L’œil du cartographe sur les prétentions territoriales azerbaïdjanaises

La carte administrative de la RSS d’Arménie de 1975

Par Taline Papazian

L’œil de Rouben Galitchyan, cartographe, est précieux pour remettre quelques faits à leur place. Né en Iran, en 1938, Galitchyan a passé une partie de sa vie à Londres. Il est l’auteur de plusieurs atlas historiques des Arméniens par les cartes. Son approche historiographique critique des nationalismes au Caucase du Sud via la cartographie et sa connaissance des cartes conservées aux Archives nationales méritent d’être connues d’un plus grand public.
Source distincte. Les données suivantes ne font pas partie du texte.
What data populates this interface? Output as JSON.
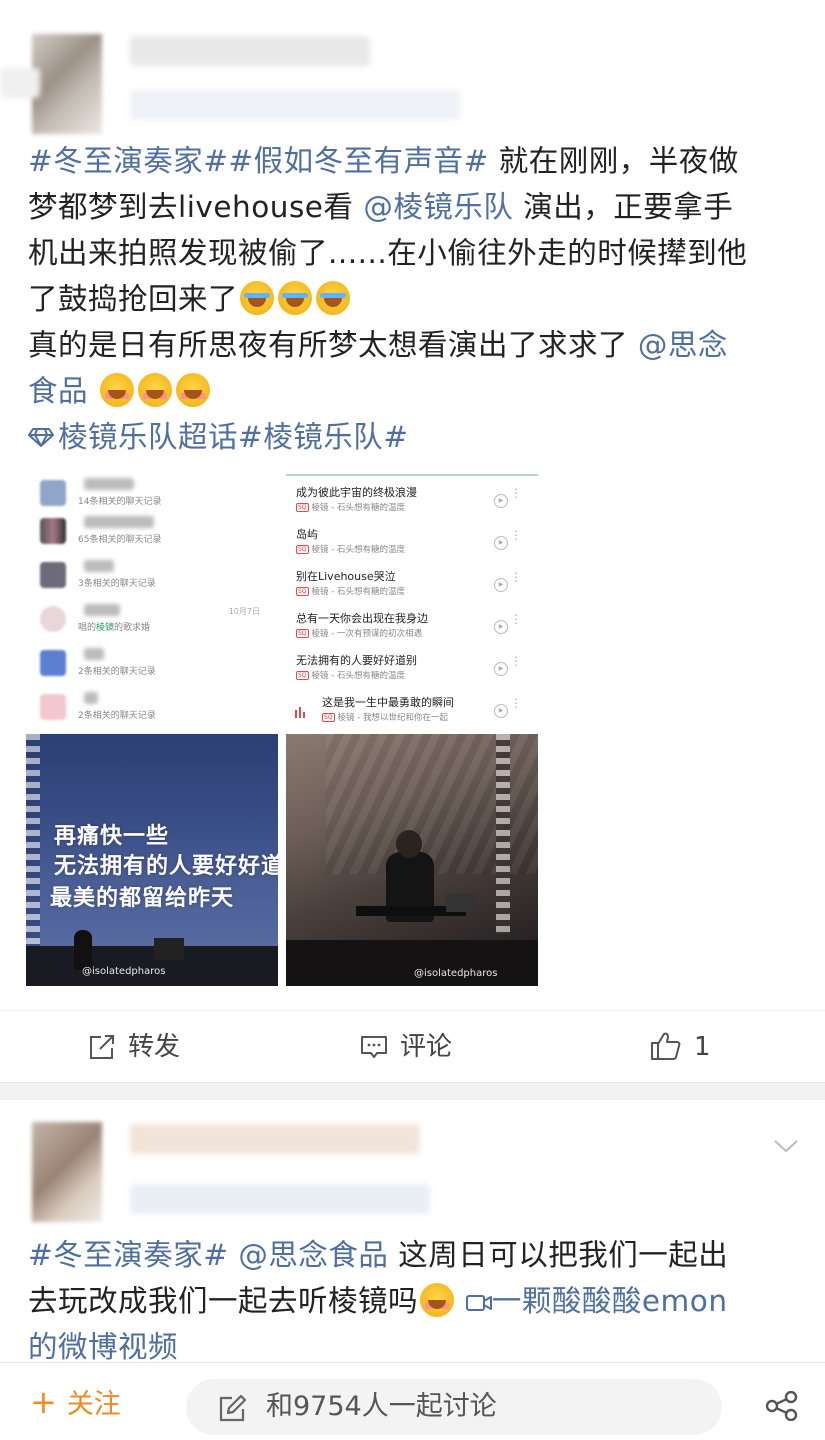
{
  "post1": {
    "line1_tags": "#冬至演奏家##假如冬至有声音#",
    "line1_text": " 就在刚刚，半夜做",
    "line2_text": "梦都梦到去livehouse看",
    "line2_mention": "@棱镜乐队",
    "line2_text_b": " 演出，正要拿手",
    "line3_text": "机出来拍照发现被偷了......在小偷往外走的时候撵到他",
    "line4_text": "了鼓捣抢回来了",
    "line5_text": "真的是日有所思夜有所梦太想看演出了求求了",
    "line5_mention": "@思念",
    "line6_mention": "食品",
    "line7_supertopic": "棱镜乐队超话",
    "line7_tag": "#棱镜乐队#",
    "chat_image": {
      "rows": [
        {
          "sub": "14条相关的聊天记录",
          "date": ""
        },
        {
          "sub": "65条相关的聊天记录",
          "date": ""
        },
        {
          "sub": "3条相关的聊天记录",
          "date": ""
        },
        {
          "sub_a": "唱的",
          "sub_hl": "棱镜",
          "sub_b": "的歌求婚",
          "date": "10月7日"
        },
        {
          "sub": "2条相关的聊天记录",
          "date": ""
        },
        {
          "sub": "2条相关的聊天记录",
          "date": ""
        }
      ]
    },
    "songs_image": {
      "badge": "SQ",
      "songs": [
        {
          "title": "成为彼此宇宙的终极浪漫",
          "sub": "棱镜 - 石头想有糖的温度"
        },
        {
          "title": "岛屿",
          "sub": "棱镜 - 石头想有糖的温度"
        },
        {
          "title": "别在Livehouse哭泣",
          "sub": "棱镜 - 石头想有糖的温度"
        },
        {
          "title": "总有一天你会出现在我身边",
          "sub": "棱镜 - 一次有预谋的初次相遇"
        },
        {
          "title": "无法拥有的人要好好道别",
          "sub": "棱镜 - 石头想有糖的温度"
        },
        {
          "title": "这是我一生中最勇敢的瞬间",
          "sub": "棱镜 - 我想以世纪和你在一起"
        }
      ]
    },
    "stage1": {
      "line1": "再痛快一些",
      "line2": "无法拥有的人要好好道",
      "line3": "最美的都留给昨天",
      "watermark": "@isolatedpharos"
    },
    "stage2": {
      "watermark": "@isolatedpharos"
    },
    "actions": {
      "repost": "转发",
      "comment": "评论",
      "like": "1"
    }
  },
  "post2": {
    "line1_tags": "#冬至演奏家#",
    "line1_mention": " @思念食品",
    "line1_text": " 这周日可以把我们一起出",
    "line2_text": "去玩改成我们一起去听棱镜吗",
    "line2_video": "一颗酸酸酸emon",
    "line3_video": "的微博视频"
  },
  "bottom": {
    "follow": "关注",
    "discuss": "和9754人一起讨论"
  },
  "colors": {
    "link": "#4f6fa0",
    "follow": "#f08a24"
  }
}
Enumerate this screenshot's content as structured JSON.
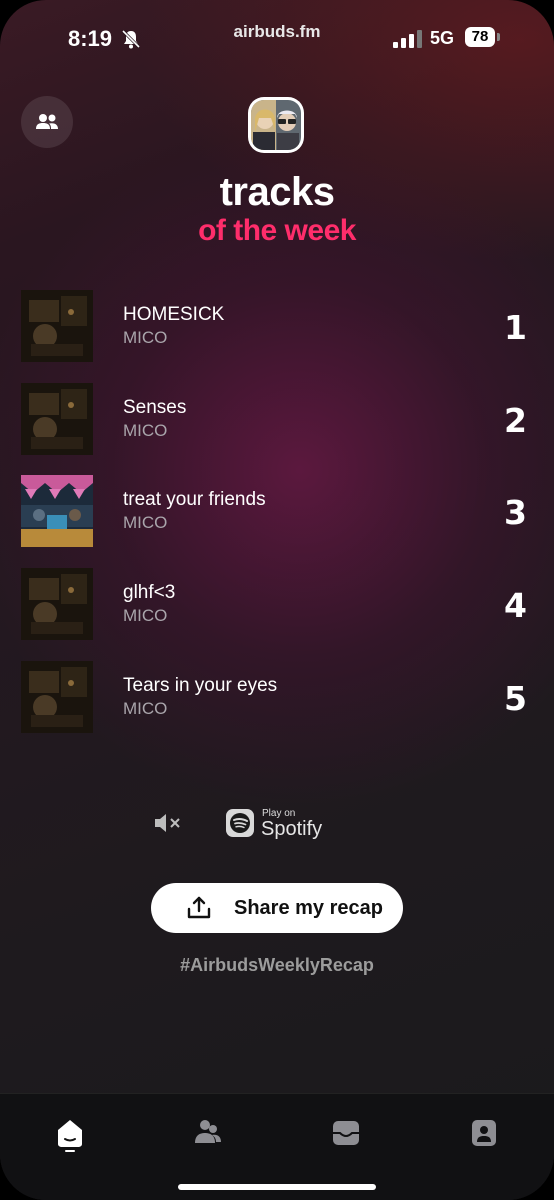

Résumé des principaux éléments de l’interview qu’il a donnée à la télévision publique arménienne le 15 janvier 2024.

En 1926-27, la carte de l’Arménie soviétique publiée dans la Grande Encyclopédie soviétique faisait près de 31 000 km². Face aux « 8 villages » réclamés par l’Azerbaïdjan, comme ayant été donnés à l’Arménie pendant la période soviétique -dont 4 se trouvent dans des enclaves-, l’Arménie doit rappeler que l’administration soviétique a donné plus de 1200 km² de territoires à l’Azerbaïdjan soviétique entre 1927 et 1939 (en plus d’Ardzvachen, le petit lac d’Al au-dessus de Djermoug et 500 km² autour du lac Sev). Les premières enclaves azéries apparaissent sur les cartes de 1932.

Dans les mêmes années, l’administration soviétique a créé une unité administrative autonome kurde de 700 km² en Azerbaïdjan soviétique –le Kurdistan rouge-, en assemblant des portions de territoires de Lachine, Kelbadjar et Kubatli plus des portions prises à l’Arménie soviétique autour du Lac d’Al. La région fut remaniée puis liquidée au tout début des années 1930. L’ensemble du territoire est resté en Azerbaïdjan soviétique.

En 1991, l’Arménie, cette fois sur la base des dernières cartes des années 1975-1977, fait 29 800 km². Les frontières internes entre républiques soviétiques sont devenues en 1991 des frontières internationalement reconnues sur la base desquelles les anciennes républiques soviétiques ont été admises à l’ONU et ailleurs. Ilham Aliyev ne connaît pas la frontière séparant l’Azerbaïdjan de l’Arménie. Les forces armées azerbaïdjanaises occupent depuis 2021 et 2022, 200 km² de territoire en Arménie sur des positions stratégiques. Aliyev souhaite légaliser cette occupation dans un traité qui ne mentionnerait pas d’accord de principe sur la délimitation. Dans le cas d’un traité sans principe mutuellement reconnu pour la future délimitation, Aliyev veut se laisser la possibilité de revendiquer aussi loin qu’il le souhaitera, jusqu’à déterrer les demandes de la délégation azérie de 1918 à la Ligue des Nations. Certains Arméniens ne se priveraient pas de faire de même.

Prendre 1991 au moins comme base d’un traité paraît la seule voie possible à moins d’ouvrir une boite de Pandore. On peut imaginer un travail de nombreuses années pour étudier les détails de toutes les modifications territoriales dans les deux sens. Mais certaines questions pourraient se régler de manière simple, peut-être pas la plus juste historiquement, mais pratique et dans l’intérêt des populations : formaliser l’existant pour les enclaves azéries restées en Arménie après 1991 et l’enclave arménienne d’Ardzvashen restée en Azerbaïdjan après 1991. Les superficies sont quasi-égales. L’autre solution serait un échange. Mais des problèmes pratiques très compliqués pourraient surgir, tenant aussi bien aux possibilités de circulation pour les résidents qu’au tracé des routes pour les Azéris comme pour les Arméniens. Les Arméniens ont tout à fait de quoi répondre aux prétentions azerbaïdjanaises et doivent le faire dans l’intérêt même du processus de négociations.